Are multi-signature parties necessary?

Meanwhile, there is an argument that by using a multi-signature wallet, it is not necessary to have a separate business to provide custodial services since the only way assets can be transferred from a multi-signature wallet is if a number of multi-signature parties are involved.

While this sounds appealing as no party is solely responsible for the security of the digital asset, so custody fees may be lower. However, multi-signature wallets present challenges:

  • if something goes wrong, finding a legal address can be a challenge, as multi-signature wallets are relatively new concepts.
  • transaction speed can be slow because multi-signature wallets need multiple parties to complete a transaction.
  • The process of recovering a multi-signature wallet requires importing each of the recovery phrases to a different device, which is not a quick process.

For now, institutions that trade and hold cryptocurrencies are required to continue using custodial services, which is why some of the larger traditional providers, such as Bank of New York, State Street and more recently US Bank, now offer digital asset custody. services.

Although the cryptocurrency market is still relatively small (around $ 2.5 trillion), as we start to see more and more organizations issuing digitized equity and debt securities, the bond using traditional banks to provide custodial services may well be increasingly challenged.

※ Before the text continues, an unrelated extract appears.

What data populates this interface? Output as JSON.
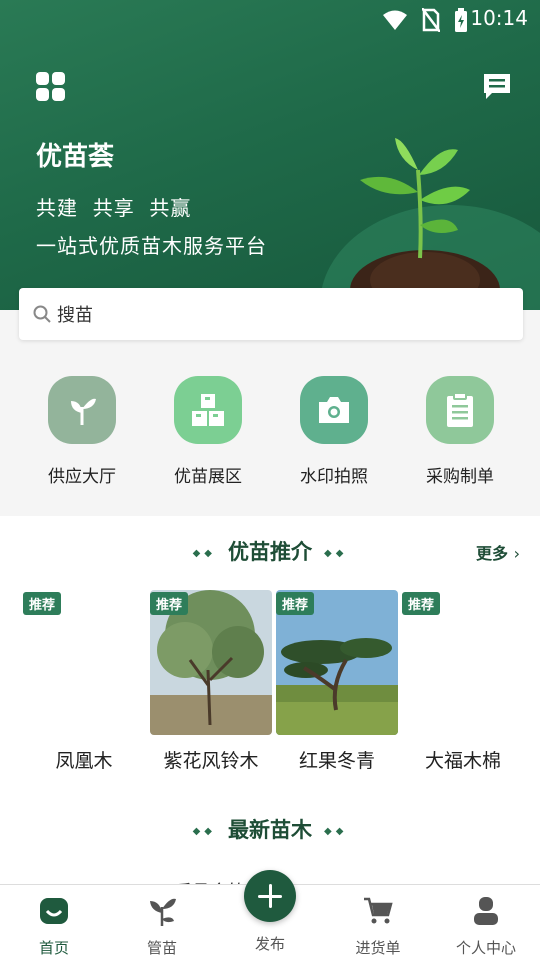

The potential ability to remove the need for a custodian is an example of “disintermediation” – a term often used as a primary reason financial markets are disrupted by blockchain-based platforms. In addition, such use of blockchain-powered platforms offers greater transparency, and therefore greater confidence, which should lead to lower professional liability insurance premiums and lower costs for the end customer. .

A smaller “total expense ratio” for a fund should lead to better performance of funds held in your retirement plans and savings. The use of blockchain technology also offers compliance departments and regulators, as well as senior management, greater oversight (potentially in real time).

These are powerful drivers that help to encourage the enormous potential offered by blockchain technology and, in turn, this raises the question of what funds in the future will invest in the use of digital assets or even need the custodians. traditional which are so widely used today?